Holiday Reading II: Nostalgic Noel
A layout from "Personal Bests," a wide-ranging survey of 1980s art scene figures published in the fall 1985 edition of Canadian Art.
With winter weather hemming in Canadians from coast to coast this week, there’s no better time to pick up a book (or a blog) and escape to another time and place. And so it is that Canadian Art provides a second instalment of our special holiday reading package. In three articles spanning the mid-1980s and early 1990s, one gets a sense of the era’s who’s who, of Nan Hoover’s little-known Canuck connections and of popular reaction to a previous generation of museum renovations.
“Personal Bests” by various authors
Canadian Art, Fall 1985
“Who will survive the turbulent 80s with reputations intact? What would be hauled to safety first if flames threatened to engulf a collection?” These are a just a couple of the questions that the broad-ranging survey article “Personal Bests” tried to answer in 1985. Polling everyone from then-Banff-Centre-head Alvin Balkin and “lawyer Maureen McTeer” to author Pierre Berton and artist Joyce Wieland, “Personal Bests” captures an era in the Canadian art scene.

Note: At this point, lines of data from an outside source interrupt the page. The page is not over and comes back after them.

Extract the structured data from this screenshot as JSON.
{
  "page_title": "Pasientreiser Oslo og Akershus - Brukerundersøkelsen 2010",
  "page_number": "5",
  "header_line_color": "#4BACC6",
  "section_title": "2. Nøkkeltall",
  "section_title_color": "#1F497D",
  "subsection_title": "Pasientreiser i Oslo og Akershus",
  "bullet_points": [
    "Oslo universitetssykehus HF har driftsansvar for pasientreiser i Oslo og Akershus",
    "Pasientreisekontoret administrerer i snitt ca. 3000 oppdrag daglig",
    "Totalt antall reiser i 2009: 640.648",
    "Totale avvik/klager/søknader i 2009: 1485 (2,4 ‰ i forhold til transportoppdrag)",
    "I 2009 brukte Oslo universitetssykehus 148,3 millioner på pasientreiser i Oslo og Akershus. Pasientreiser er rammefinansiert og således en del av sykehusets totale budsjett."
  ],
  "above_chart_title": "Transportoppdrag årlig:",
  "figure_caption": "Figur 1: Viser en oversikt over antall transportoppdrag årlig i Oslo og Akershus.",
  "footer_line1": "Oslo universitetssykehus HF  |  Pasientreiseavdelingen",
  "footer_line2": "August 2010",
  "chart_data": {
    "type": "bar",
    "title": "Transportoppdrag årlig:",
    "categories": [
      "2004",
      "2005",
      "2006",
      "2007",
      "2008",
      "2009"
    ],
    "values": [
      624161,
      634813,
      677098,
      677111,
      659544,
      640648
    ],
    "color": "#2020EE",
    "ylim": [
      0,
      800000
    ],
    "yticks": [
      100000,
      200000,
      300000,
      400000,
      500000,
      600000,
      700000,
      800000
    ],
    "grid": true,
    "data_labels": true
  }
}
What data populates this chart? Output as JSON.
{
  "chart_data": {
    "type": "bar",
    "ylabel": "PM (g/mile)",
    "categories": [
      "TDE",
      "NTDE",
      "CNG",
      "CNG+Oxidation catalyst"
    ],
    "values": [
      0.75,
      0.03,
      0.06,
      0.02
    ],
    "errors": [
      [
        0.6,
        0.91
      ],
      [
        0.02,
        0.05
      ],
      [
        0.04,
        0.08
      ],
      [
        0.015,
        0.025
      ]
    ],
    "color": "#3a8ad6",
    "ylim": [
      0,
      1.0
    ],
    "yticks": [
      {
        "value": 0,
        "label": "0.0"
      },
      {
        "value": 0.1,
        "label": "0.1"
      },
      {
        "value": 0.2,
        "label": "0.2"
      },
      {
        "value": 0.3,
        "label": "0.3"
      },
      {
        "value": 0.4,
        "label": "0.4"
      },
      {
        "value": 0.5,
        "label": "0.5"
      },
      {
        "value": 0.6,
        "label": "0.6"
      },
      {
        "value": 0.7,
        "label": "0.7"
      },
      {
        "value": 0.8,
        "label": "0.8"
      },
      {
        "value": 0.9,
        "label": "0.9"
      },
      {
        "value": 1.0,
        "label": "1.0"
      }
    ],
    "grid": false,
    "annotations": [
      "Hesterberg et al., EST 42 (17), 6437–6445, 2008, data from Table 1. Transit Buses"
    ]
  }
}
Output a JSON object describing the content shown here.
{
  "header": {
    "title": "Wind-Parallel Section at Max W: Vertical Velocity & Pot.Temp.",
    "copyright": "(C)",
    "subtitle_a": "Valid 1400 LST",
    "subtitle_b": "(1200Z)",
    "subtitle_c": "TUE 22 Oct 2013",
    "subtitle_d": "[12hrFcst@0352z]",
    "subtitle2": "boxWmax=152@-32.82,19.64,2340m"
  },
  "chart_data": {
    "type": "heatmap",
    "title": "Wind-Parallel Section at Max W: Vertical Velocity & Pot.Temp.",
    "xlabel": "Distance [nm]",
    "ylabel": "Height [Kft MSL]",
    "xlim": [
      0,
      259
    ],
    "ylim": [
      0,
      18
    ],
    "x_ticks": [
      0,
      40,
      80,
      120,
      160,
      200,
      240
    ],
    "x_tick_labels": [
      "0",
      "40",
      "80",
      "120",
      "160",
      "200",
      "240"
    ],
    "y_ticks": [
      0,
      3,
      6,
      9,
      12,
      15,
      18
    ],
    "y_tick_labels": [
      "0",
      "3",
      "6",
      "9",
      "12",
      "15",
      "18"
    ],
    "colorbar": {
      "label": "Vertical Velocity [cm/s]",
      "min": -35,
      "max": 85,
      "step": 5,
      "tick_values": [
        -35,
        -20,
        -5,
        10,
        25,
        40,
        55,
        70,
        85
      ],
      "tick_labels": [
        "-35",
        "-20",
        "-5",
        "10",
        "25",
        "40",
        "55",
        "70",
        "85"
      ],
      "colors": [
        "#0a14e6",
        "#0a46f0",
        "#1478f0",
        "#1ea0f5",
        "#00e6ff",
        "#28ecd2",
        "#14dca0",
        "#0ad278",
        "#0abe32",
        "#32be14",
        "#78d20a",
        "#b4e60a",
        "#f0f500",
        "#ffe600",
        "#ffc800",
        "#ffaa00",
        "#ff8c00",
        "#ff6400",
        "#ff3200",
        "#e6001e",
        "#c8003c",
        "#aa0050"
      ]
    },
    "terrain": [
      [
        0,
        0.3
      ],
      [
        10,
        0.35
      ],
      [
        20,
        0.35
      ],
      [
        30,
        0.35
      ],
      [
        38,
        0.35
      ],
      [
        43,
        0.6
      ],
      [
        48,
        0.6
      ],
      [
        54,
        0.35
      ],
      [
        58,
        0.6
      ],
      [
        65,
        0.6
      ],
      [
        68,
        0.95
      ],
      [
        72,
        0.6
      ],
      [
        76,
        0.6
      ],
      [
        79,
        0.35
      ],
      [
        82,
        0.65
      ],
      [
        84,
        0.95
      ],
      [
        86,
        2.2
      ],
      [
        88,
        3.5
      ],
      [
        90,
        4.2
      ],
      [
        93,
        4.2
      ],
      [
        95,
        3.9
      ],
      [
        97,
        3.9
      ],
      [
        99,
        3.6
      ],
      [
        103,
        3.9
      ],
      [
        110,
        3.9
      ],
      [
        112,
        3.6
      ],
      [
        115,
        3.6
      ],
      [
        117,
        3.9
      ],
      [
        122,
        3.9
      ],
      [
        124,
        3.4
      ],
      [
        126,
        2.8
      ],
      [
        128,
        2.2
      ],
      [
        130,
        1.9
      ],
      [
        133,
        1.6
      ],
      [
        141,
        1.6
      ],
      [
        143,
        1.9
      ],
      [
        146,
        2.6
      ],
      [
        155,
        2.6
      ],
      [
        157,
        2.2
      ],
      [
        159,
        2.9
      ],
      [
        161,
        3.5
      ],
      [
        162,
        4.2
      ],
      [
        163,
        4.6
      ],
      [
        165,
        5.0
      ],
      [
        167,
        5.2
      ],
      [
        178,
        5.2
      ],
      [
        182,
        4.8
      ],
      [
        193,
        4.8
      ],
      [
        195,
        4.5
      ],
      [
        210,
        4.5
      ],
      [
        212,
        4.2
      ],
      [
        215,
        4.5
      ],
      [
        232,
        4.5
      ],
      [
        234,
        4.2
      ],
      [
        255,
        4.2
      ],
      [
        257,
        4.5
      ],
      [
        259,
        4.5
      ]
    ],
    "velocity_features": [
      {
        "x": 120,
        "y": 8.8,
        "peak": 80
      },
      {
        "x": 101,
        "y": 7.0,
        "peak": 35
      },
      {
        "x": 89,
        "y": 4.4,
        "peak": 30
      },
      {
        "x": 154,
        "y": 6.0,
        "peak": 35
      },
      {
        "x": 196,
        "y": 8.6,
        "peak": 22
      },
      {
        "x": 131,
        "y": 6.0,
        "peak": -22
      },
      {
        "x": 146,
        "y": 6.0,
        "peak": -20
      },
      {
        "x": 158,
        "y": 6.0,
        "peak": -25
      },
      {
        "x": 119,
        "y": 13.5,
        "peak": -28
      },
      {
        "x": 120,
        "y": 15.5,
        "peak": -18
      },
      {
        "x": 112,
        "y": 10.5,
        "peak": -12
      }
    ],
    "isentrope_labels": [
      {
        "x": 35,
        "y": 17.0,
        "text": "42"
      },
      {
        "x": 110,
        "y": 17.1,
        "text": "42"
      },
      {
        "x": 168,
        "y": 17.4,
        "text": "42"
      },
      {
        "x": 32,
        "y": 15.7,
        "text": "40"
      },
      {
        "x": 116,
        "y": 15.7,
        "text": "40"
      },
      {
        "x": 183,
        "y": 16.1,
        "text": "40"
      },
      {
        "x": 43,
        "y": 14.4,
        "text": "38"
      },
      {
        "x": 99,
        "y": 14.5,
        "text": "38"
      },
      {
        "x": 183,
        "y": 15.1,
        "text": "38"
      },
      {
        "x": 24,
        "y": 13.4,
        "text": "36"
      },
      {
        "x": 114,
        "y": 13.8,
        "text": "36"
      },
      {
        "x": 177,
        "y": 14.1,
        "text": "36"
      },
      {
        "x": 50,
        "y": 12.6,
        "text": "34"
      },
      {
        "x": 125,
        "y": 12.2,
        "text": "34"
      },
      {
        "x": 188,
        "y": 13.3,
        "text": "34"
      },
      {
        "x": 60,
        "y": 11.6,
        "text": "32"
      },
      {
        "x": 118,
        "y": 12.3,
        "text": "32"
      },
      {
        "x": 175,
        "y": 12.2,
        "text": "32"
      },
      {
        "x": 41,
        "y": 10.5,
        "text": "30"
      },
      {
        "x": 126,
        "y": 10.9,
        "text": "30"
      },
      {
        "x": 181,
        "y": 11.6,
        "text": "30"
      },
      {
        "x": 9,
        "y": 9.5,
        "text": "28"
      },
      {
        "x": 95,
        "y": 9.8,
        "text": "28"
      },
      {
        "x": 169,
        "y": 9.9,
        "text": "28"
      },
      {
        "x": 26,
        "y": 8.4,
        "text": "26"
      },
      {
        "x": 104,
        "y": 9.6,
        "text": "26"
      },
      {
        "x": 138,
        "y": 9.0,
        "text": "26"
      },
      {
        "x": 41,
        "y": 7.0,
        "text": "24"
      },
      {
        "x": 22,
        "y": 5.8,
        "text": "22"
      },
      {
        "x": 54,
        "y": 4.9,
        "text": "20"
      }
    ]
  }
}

“The Final Frontier” by Richard Rhodes
Canadian Art, Summer 1992
Pioneering video and performance artist Nan Hoover, who passed away in June 2008, exhibited extensively during her 40-year career. But as well shown as the Dutch-American Hoover might have been in Europe and the United States, she also had a little-known Canadian connection. In the early 1990s, Hoover was hired on to create public art in the tiny mining town of Wells, British Columbia. In this article from the summer 1992 edition of Canadian Art, Richard Rhodes looks at the work that Hoover produced in Wells, and explores why the town sought her out.
“The Oedipus Edifice” by Robert Fulford
Canadian Art, Fall 1992
With all the attention surrounding Frank Gehry’s redesign of the Art Gallery of Ontario this fall, it seemed timely to reflect on past assessments of AGO renos. In this article from the fall 1992 edition of Canadian Art, critic Robert Fulford assesses the then-new Barton Myers redesign of the gallery. Along the way, Fulford also provides a useful overview of the AGO’s origins and the succession of architects who have attempted to shape its hallowed halls.